Depuis que c'est la mode de faire son portrait, il faut que je fasse le mien cmme les autres. Ce n'est pas que je ne prenne mal mon temps, et que mes indispositions ne m'aient présentement un peu défigurée: mais comme il n'y a pas d'apparence d'embellir après trente ans, je vais vous dire comme je suis faite.
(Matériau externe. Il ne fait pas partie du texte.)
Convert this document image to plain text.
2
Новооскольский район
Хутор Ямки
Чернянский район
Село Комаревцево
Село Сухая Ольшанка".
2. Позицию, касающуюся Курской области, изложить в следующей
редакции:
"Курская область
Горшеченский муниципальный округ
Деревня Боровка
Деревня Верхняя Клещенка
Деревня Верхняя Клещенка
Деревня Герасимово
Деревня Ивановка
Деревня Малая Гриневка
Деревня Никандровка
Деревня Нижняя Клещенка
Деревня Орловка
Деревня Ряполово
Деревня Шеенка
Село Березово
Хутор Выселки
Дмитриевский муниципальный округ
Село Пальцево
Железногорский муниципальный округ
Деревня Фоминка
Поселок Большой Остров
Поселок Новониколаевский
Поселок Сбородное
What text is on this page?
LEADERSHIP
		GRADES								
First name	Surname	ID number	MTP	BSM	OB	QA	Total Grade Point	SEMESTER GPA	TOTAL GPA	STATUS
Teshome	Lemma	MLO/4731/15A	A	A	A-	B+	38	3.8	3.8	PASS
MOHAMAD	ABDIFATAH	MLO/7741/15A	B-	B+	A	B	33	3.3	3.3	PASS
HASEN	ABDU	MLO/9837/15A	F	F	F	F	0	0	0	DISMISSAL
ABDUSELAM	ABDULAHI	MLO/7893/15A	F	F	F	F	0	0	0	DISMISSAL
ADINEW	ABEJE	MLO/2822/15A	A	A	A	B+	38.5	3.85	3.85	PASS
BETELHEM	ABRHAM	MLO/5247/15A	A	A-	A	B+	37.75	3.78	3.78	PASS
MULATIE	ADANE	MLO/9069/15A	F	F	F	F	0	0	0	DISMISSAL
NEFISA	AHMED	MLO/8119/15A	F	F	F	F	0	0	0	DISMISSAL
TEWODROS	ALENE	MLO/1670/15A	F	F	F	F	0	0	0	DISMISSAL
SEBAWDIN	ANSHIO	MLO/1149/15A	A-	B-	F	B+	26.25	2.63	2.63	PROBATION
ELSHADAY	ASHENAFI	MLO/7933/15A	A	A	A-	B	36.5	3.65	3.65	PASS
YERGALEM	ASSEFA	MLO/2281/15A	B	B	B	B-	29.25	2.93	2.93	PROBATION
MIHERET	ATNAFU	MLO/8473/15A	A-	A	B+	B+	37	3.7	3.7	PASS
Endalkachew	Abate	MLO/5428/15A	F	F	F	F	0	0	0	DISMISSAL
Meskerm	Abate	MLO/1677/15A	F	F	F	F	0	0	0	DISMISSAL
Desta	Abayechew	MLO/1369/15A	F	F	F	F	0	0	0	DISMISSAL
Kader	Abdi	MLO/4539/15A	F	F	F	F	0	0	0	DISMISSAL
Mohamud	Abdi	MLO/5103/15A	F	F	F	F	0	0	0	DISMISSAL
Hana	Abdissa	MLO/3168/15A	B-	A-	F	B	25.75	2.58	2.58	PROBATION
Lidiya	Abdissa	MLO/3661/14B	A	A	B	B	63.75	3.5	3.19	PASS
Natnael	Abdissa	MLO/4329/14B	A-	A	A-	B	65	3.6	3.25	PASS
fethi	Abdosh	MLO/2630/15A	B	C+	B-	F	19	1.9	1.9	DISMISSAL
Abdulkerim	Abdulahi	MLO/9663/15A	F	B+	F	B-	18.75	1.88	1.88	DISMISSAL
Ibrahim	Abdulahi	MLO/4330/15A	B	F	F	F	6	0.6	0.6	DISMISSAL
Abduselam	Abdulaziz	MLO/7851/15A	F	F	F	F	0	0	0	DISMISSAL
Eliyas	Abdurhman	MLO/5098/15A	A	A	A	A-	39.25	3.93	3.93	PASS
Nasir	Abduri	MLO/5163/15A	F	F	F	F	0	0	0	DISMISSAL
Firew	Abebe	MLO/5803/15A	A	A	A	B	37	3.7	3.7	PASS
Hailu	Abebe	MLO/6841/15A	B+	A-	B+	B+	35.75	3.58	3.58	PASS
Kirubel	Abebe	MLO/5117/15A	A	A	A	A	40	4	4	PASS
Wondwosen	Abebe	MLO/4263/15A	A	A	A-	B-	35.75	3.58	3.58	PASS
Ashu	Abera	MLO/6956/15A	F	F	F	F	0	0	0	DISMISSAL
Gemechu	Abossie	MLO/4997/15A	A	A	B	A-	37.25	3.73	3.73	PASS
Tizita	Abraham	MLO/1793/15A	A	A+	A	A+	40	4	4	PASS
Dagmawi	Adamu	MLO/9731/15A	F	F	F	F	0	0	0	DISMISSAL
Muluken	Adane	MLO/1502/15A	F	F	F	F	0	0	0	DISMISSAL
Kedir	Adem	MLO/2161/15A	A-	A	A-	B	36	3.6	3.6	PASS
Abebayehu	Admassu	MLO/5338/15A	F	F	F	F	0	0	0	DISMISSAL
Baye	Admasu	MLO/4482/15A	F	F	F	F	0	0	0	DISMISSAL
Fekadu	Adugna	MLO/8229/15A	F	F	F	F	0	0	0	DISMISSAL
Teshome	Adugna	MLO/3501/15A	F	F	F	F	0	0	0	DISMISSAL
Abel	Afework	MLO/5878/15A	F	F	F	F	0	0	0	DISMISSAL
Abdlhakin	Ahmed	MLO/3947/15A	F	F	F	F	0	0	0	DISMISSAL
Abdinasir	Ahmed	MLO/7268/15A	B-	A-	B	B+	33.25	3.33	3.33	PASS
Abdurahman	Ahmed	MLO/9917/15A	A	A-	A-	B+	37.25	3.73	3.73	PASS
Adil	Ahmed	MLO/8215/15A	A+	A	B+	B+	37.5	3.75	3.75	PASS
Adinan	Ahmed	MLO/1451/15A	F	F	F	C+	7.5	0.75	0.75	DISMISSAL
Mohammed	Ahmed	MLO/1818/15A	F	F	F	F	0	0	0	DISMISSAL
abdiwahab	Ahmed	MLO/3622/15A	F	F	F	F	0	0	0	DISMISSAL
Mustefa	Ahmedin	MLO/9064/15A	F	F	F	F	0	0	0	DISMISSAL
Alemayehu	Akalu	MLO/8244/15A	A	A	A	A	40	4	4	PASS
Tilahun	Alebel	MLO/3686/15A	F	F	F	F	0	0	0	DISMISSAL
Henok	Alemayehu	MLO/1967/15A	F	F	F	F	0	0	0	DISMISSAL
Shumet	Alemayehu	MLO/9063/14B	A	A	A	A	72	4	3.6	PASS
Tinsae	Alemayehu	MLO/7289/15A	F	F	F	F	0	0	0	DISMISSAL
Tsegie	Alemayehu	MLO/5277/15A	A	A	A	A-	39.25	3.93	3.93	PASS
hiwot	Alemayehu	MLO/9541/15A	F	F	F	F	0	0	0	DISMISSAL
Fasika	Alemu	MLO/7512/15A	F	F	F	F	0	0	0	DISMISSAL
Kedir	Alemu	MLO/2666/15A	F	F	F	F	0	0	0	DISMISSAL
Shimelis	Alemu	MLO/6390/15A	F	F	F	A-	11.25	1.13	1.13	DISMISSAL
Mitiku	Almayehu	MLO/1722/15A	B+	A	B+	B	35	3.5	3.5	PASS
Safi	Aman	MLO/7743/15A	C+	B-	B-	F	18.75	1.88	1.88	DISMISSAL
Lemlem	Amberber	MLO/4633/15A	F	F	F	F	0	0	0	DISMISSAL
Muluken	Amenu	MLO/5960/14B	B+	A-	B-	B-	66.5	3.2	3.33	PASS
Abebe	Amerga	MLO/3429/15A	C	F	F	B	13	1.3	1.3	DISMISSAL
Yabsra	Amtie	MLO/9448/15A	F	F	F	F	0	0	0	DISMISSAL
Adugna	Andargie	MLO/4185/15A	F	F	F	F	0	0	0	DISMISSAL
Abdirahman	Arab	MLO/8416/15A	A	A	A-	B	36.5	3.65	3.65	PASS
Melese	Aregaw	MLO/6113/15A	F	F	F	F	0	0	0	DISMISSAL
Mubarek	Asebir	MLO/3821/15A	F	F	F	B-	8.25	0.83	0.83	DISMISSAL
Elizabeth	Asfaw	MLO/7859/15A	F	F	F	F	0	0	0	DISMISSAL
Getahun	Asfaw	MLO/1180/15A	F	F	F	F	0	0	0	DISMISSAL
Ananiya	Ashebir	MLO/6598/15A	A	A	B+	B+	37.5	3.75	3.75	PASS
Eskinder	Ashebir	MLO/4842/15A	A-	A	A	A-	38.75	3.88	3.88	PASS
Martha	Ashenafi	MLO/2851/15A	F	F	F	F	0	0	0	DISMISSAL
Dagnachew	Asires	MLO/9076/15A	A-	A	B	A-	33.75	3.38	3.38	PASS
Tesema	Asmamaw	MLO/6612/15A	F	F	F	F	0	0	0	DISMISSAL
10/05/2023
   Je suis plus grande que petite dans mon ordinaire: je ne suis ni grasse ni maigre; mais présentement je me puis vanter d'être sèche comme du bois; et cela me rendrait horrible, si je n'avais naturellement les os fort petits. Le teint est ma plus grande beauté; mais la petite vérole m'ayant fait quelques légères marques, il n'est plus si uni qu'il était; et tout ce qu'il a d'agréable, c'est le coloris. Mes yeux sont de médiocre grandeur, doux, et brillants, mais sujets à être battus. J'ai le nez bien fait quand je suis dans mon embonpoint, mais présentement un peu trop long: Ma bouche n'est ni petite ni grande, mais elle est façonnée et de belle couleur quand je me porte bien. Ma délicatesse, et les mouvements de mon esprit, m'ont rendue si journalière, qu'il y a des temps où je suis tout à fait mal, et des quarts d'heure où je suis belle; mais comme le temps que je suis en beauté est le plus court, avec raison je ne m'en pique plus; et tout ce que je prétends est seulement, que si l'on dit de moi que je suis fort changée, on s'étonne que je ne le sois pas davantage. Je n'aimerais pas que l'on s'écriât, Comme elle est faite! car sur ce ton-là on me ferait dépit. Mes cheveux sont châtains, épais, et bien plantés. mes dents sont saines, mais par (pas?) trop bien rangées, sans pourtant faire de mauvais effets, car je les montre peu. Ma gorge n'est pas belle; mais (comme j'ai déjà dit) mes os sont si délicats qu'il n'y en a point qui la défigurent; la peau en est blanche. mes bras sont ronds, et mes mains bien taillées, mais la graisse leur manque aussi bien qu'à ma gorge: ce qui fait que l'air de mon habillement n'est pas bon. Puisque les autres ont parlé de leurs jambes, je dirai donc que la mienne est belle. Je me pourrais louer encore d'autre chose que l'on ne verra pas pour me démentir; mais puisque l'on ne va pas plus avant, voilà tout ce que dirai de mon corps.